Poisonous plants are one of the most important causes of economic losses in the livestock industry throughout the world, especially in those areas where rangeland and pasture grazing are practiced. In the livestock industry in South Africa, total annual costs of plant and fungal poisoning (mycotoxicosis) are conservatively estimated to be R104 506 077, 8% of which is due to D. cymosum poisoning.
There is no antidote for D. cymosum poisoning of livestock and wide scale eradication by conventional control methods are labour intensive, expensive and often impractical. In South Africa, the communal or emerging farming sectors are the most affected. This is mainly due to the high costs associated with control measures such as fencing, supplementary feeding and veterinary expenses, and / or lack of grazing management with livestock numbers exceeding the biological carrying capacity of the rangeland due to lack of grazing lands.

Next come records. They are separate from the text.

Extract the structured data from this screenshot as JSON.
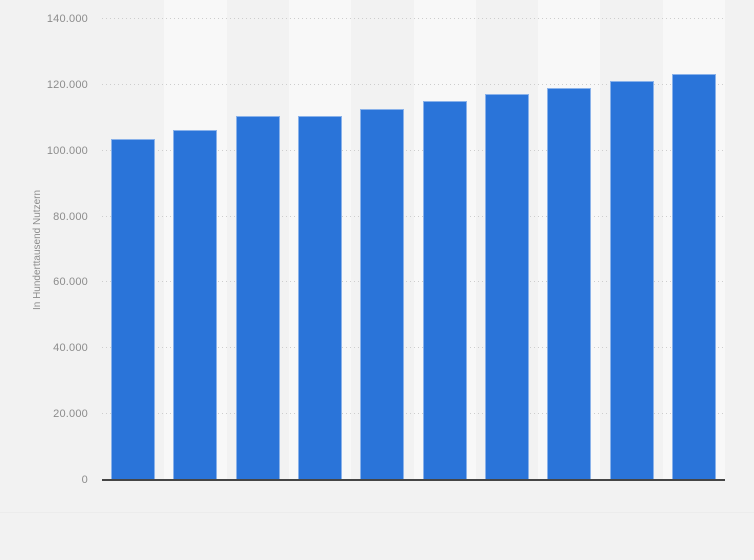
{
  "page": {
    "background": "#f2f2f2"
  },
  "chart_data": {
    "type": "bar",
    "title": "",
    "xlabel": "",
    "ylabel": "In Hunderttausend Nutzern",
    "ylim": [
      0,
      140000
    ],
    "grid": "horizontal-dotted",
    "legend": "none",
    "x_axis_labels": [],
    "values": [
      103200,
      105900,
      110200,
      110300,
      112500,
      114900,
      117000,
      118800,
      121000,
      122900
    ],
    "yticks": [
      {
        "value": 0,
        "label": "0"
      },
      {
        "value": 20000,
        "label": "20.000"
      },
      {
        "value": 40000,
        "label": "40.000"
      },
      {
        "value": 60000,
        "label": "60.000"
      },
      {
        "value": 80000,
        "label": "80.000"
      },
      {
        "value": 100000,
        "label": "100.000"
      },
      {
        "value": 120000,
        "label": "120.000"
      },
      {
        "value": 140000,
        "label": "140.000"
      }
    ],
    "colors": {
      "bar": "#2a74d9",
      "band_light": "#f8f8f8",
      "band_dark": "#f2f2f2",
      "gridline": "#cdcdcd",
      "axis_line": "#454545",
      "tick_text": "#8c8c8c"
    }
  }
}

Proper rangeland management is the surest and most economical means of reducing plant poisoning of livestock. Focused research on the ecology of these poisonous plants in rangeland communities to improve rangeland management would assist in the development of these strategies. This study investigated D. cymosum infested savanna communities, focusing on understanding how negative (inter- and intraspecific competition) interactions influence community structure, dynamics and productivity and how plants in D. cymosum communities avoid these negative interactions by investigating their seasonal phenological patterns.

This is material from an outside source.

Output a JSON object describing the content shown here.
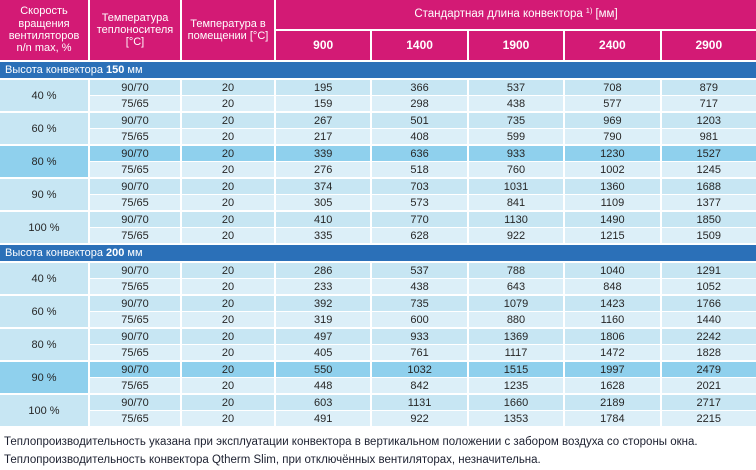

Dichapetalum cymosum coexists with trees, such as Burkea africana, Ochna pulchra and Terminalia serecia, as well as shrubs species, such as Pygmaeothamnus zeyheri and Perinari capensis, in well drained, nutrient poor soils. Some plant ecologists contend that in an environment where water is limited, competition is inevitable amongst plants occupying the same above-ground stratum and the same soil horizon. Others contend that plants avoid competition with each other by sharing resources spatially and temporarily.

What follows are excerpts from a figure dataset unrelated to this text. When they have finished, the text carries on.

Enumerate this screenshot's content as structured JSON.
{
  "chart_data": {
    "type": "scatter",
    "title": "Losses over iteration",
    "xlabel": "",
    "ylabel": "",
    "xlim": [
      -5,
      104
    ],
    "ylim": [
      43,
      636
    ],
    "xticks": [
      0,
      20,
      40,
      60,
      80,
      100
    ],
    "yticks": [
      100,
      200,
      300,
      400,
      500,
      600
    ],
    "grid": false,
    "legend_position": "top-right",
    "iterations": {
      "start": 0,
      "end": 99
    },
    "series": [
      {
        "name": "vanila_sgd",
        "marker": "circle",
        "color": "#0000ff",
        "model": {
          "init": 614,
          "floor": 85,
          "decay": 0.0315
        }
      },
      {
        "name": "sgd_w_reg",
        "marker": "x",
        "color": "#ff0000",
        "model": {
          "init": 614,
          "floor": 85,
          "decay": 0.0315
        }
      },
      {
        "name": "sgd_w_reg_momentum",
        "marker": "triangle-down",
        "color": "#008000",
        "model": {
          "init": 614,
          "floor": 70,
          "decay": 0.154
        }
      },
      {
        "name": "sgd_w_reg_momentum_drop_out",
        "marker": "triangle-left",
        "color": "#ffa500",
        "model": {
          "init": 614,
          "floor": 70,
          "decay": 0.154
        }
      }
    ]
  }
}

Field experiments were conducted to investigate how the above species interact and coexist with each other in two South African savanna communities. Fourteen (100 m x 100 m) D. cymosum infested sites were identified in each community. Disperal analysis using nearest neighbour distance was used to investigate competition among species, and above ground flowering phenology along niche axes to determine temporal and spatial sharing of resources.
The dispersal analysis revealed aggregated populations among species when intraspecific and combined (all individuals independent of species) analyses were conducted. However, in all instances, aggregation among species was not significant. No interspecific competition was observed among species when correlation analysis was performed between nearest neighbour distance and combined canopy cover of the nearest neighbour pair. Intraspecific competition was, however, observed for tree species T. sericea (n = 128; r = 0.3952; P < 0.0001) and B. africana (n = 166; r = 0.49926; P <0.0001) and a shrub species, D. cymosum (n = 391; r = 0.39788; P <0.0001). Segregation was found between O. pulchra and both B. africana (S = 0.999, χ² = 102.7588, P <0.0001) and T. sericea (S = 0.999, χ² = 57.8571, P <0.0001). Shrub species were also segregated, all with interspecific nearest neighbour pairs occurring less often than expected.
The vegetative phenology of all experimental plant species followed the rainfall gradient. Differences in reproductive phenologies were observed between O. pulchra and both B. africana and T. sericea. Dichapetalum cymosum also differed from P. capensis and P. zeyheri in their reproductive phenologies. The differences in the reproductive strategies of at least one of the species in each growth form account for the observed spatial distribution amongst species in these communities. The observed growth patterns shown by the vegetative phenologies, however, suggest that lengthy retention of nutrients is a strategy to avoid competition for nutrient uptake with other species in these communities. Segregation between species and positive correlation
between nearest neighbour distance and combined canopy cover of the nearest neighbour pairs suggest that intraspecific competition and interspecific facilitation determine D. cymosum woody plant community structure.
This study had limited application to rangeland management. However, it can be concluded that grazing of D. cymosum communities should take place during mid-summer, when enough grazing material is available to allow animals to vary their diet. The introduction of animals in poor condition or naïve animals into these lands should be avoided in winter and spring as they will graze non-selectively resulting in D. cymosum poisoning. To utilize these areas as grazing lands, supplements need to be provided to assist in the detoxifications of toxins once ingested.
Dissertation (MSc Agric)--University of Pretoria, 2014.